Money could still be bought, from the right providers, if one was willing to pay a premium. That premium was far too expensive for many lenders, so they simply stopped lending. And thus it begins. Recession I refer to. In stepped the Rudd Labor Government to support those banks and financiers which, of necessity, sourced their funds from overseas, offering an Australian Government Guarantee backing the purchase of debt instruments by foreign banks & lending houses. That guarantee remains in place today as the debt instruments backed by that guarantee, in many instances, still exist. Not only do they exist, but many, many others which have matured are retained in the register as contingent liabilities. Any banker worth his salt knows that a Guarantee has a life beyond its expiry because that life may be impinged upon by factors unrevealed by the Beneficiary or unknowable to the Guarantor. I encourage any who don’t understand this register to view it. For example, this instrument, taken out in 2010, maturity date of 2015 in the sum of $550,000,000 backing the purchase of those monies by the Bank of Queensland. Note the cost of those funds. 90 day BBSW + 35BPS. That’s the 90 day Bank Bill SWap rate plus 35 basis points, or 0.35%. Those funds came out of Europe, Probably a German Bank. BBSW is defined rather well in this article. Now have a look at this instrument, taken out by the Commonwealth Bank of Australia in 2009, the height of the GFC, also funded through Europe. LIBOR plus 22 basis points. LIBOR and BBSW are similar but different forms of benchmark rate setting. The import is the same. 35 basis points for BOQ and 22 for CBA. Why? Because the CBA as a credit risk is rated higher on the credibility scale than BOQ. So flows the cost of funds in the finance world.

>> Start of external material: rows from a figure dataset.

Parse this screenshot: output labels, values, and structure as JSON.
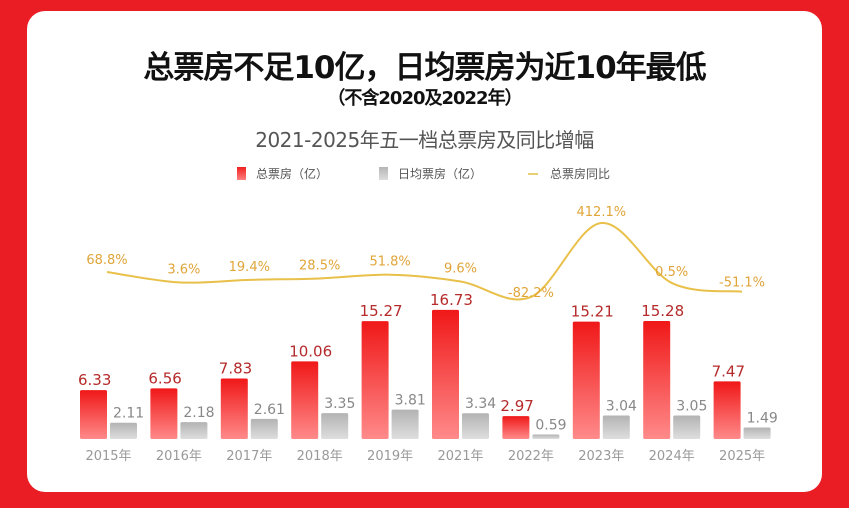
{
  "header": {
    "headline": "总票房不足10亿，日均票房为近10年最低",
    "subhead": "（不含2020及2022年）"
  },
  "colors": {
    "background": "#ea1c24",
    "bar_total": "#f02020",
    "bar_daily": "#bdbdbd",
    "line_yoy": "#e8c04a",
    "line_label": "#e0a53a"
  },
  "chart_data": {
    "type": "bar",
    "title": "2021-2025年五一档总票房及同比增幅",
    "xlabel": "",
    "ylabel": "",
    "legend_position": "top-center",
    "categories": [
      "2015年",
      "2016年",
      "2017年",
      "2018年",
      "2019年",
      "2021年",
      "2022年",
      "2023年",
      "2024年",
      "2025年"
    ],
    "series": [
      {
        "name": "总票房（亿）",
        "kind": "bar",
        "values": [
          6.33,
          6.56,
          7.83,
          10.06,
          15.27,
          16.73,
          2.97,
          15.21,
          15.28,
          7.47
        ],
        "labels": [
          "6.33",
          "6.56",
          "7.83",
          "10.06",
          "15.27",
          "16.73",
          "2.97",
          "15.21",
          "15.28",
          "7.47"
        ]
      },
      {
        "name": "日均票房（亿）",
        "kind": "bar",
        "values": [
          2.11,
          2.18,
          2.61,
          3.35,
          3.81,
          3.34,
          0.59,
          3.04,
          3.05,
          1.49
        ],
        "labels": [
          "2.11",
          "2.18",
          "2.61",
          "3.35",
          "3.81",
          "3.34",
          "0.59",
          "3.04",
          "3.05",
          "1.49"
        ]
      },
      {
        "name": "总票房同比",
        "kind": "line",
        "values": [
          68.8,
          3.6,
          19.4,
          28.5,
          51.8,
          9.6,
          -82.2,
          412.1,
          0.5,
          -51.1
        ],
        "labels": [
          "68.8%",
          "3.6%",
          "19.4%",
          "28.5%",
          "51.8%",
          "9.6%",
          "-82.2%",
          "412.1%",
          "0.5%",
          "-51.1%"
        ]
      }
    ],
    "ylim": [
      0,
      18
    ],
    "grid": false
  }
}
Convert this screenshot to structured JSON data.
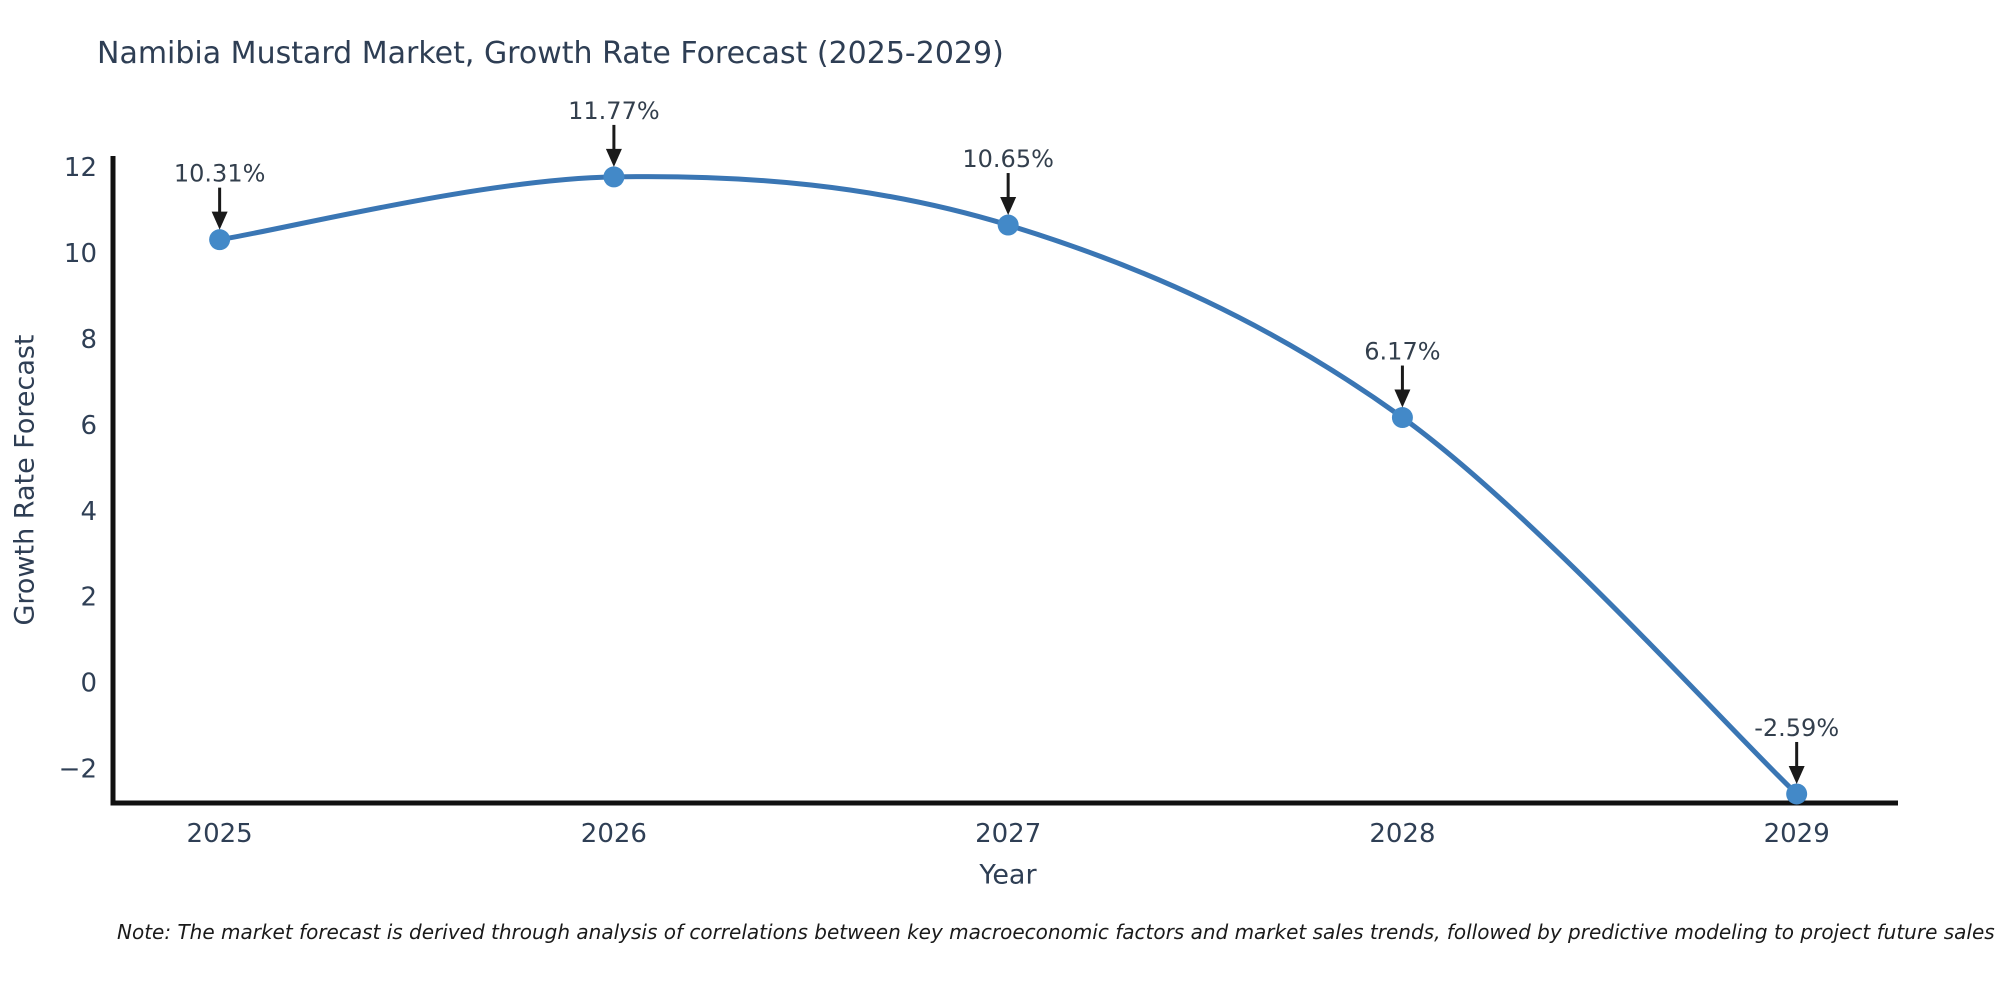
{
  "chart_data": {
    "type": "line",
    "title": "Namibia Mustard Market, Growth Rate Forecast (2025-2029)",
    "xlabel": "Year",
    "ylabel": "Growth Rate Forecast",
    "x": [
      2025,
      2026,
      2027,
      2028,
      2029
    ],
    "values": [
      10.31,
      11.77,
      10.65,
      6.17,
      -2.59
    ],
    "point_labels": [
      "10.31%",
      "11.77%",
      "10.65%",
      "6.17%",
      "-2.59%"
    ],
    "xtick_labels": [
      "2025",
      "2026",
      "2027",
      "2028",
      "2029"
    ],
    "ytick_values": [
      12,
      10,
      8,
      6,
      4,
      2,
      0,
      -2
    ],
    "ytick_labels": [
      "12",
      "10",
      "8",
      "6",
      "4",
      "2",
      "0",
      "−2"
    ],
    "xlim": [
      2024.727,
      2029.257
    ],
    "ylim": [
      -2.8,
      12.21
    ],
    "grid": false,
    "legend": "none",
    "smooth": true,
    "line_color": "#3a76b4",
    "marker_color": "#4389c8",
    "arrow_color": "#1a1a1a",
    "axis_color": "#111111",
    "tick_color": "#2f3f55",
    "annotation_color": "#333f4d"
  },
  "note": {
    "text": "Note: The market forecast is derived through analysis of correlations between key macroeconomic factors and market sales trends, followed by predictive modeling to project future sales"
  }
}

So, money became, and remains, tight. It still, today, costs anywhere between 20 and 30 basis points over the benchmark to buy money. This is why the Big Four in this country retained margin over what the RBA was prepared to pay for Registered Mortgage Backed Securities, or RMBS. The Australian domestic swap market is too small to sustain the majors in this country. They had to borrow overseas because that’s where the volume transactions are. It’s like a game of poker. Once you sit down at the table, you’re there until the hand is played out.
So, what has all this to do with Government stimulus programs in 2008-09? Jobs! Plainly put, the expenditure on what is now derisively labelled by conservative shills as “pink batts and school halls” saved hundreds if not thousands of jobs. Stimulus created an environment where people had work, they continued to earn incomes, they continued to spend, the great wheels of the economy continued to turn. In late 2009 early 2010 it was declared by Treasury that Australia had narrowly avoided a ‘technical recession’. For the uninitiated, a recession is defined as two consecutive quarters of negative economic growth as measured by a country’s gross domestic product. Australia’s economy displayed one negative quarter of domestic growth. This was the period during which mining companies sacked thousands of workers and mothballed – albeit briefly – many of their construction projects. These same mining companies re-hired their workforce 6 months later on entirely different contracts, where once the workers had been protected by awards. Opportunistic….much?
Bottom line being, and here I come to the thrust of this post, Keynesian economic theory is seen to work. It worked in the 1930’s for the Scandinavian countries which employed it. It worked in the seventies for Australia, the nineties when the mere mention of probable government intervention sparked optimism in domestic markets, and it has definitely been seen to function over the past 6 years. Evidence that Keynesianism holds true can be seen today in the recent decisions by European money houses to start thinking about re-capitalising Spanish banks. Europe, it must be said, has been steadfast against employing Keynesianism from a purely philosophical and cultural perspective on the part of Germany, the economic powerhouse of the EU. There comes a time though when bullets must be bitten if recession is not to lead into longer-term depression. Where does the money come from? The governments of the EU as a collective. The European Commission. Government intervention.
The GFC goes on today in this country, even though many refuse to recognise it because they’ve not been hurt by it. Australia is not called a lucky country for no reason. Economically, we are extremely lucky. Isolated to a great degree by distance and by regulation. We have probably the best run fiscal regulatory system on the planet. Why? Because socially-democratic governments interspersed in the inevitable flight to inherent conservatism provide a sense of fiscal responsibility combined with recognition of the need for a country to advance itself without reliance on external so-called free markets. Such advancement can only come from within, from taking the hard decisions when needed while looking out for those who are the drivers of prosperity. The common man & woman working for the betterment of themselves and their fellows. Thus endeth this lesson.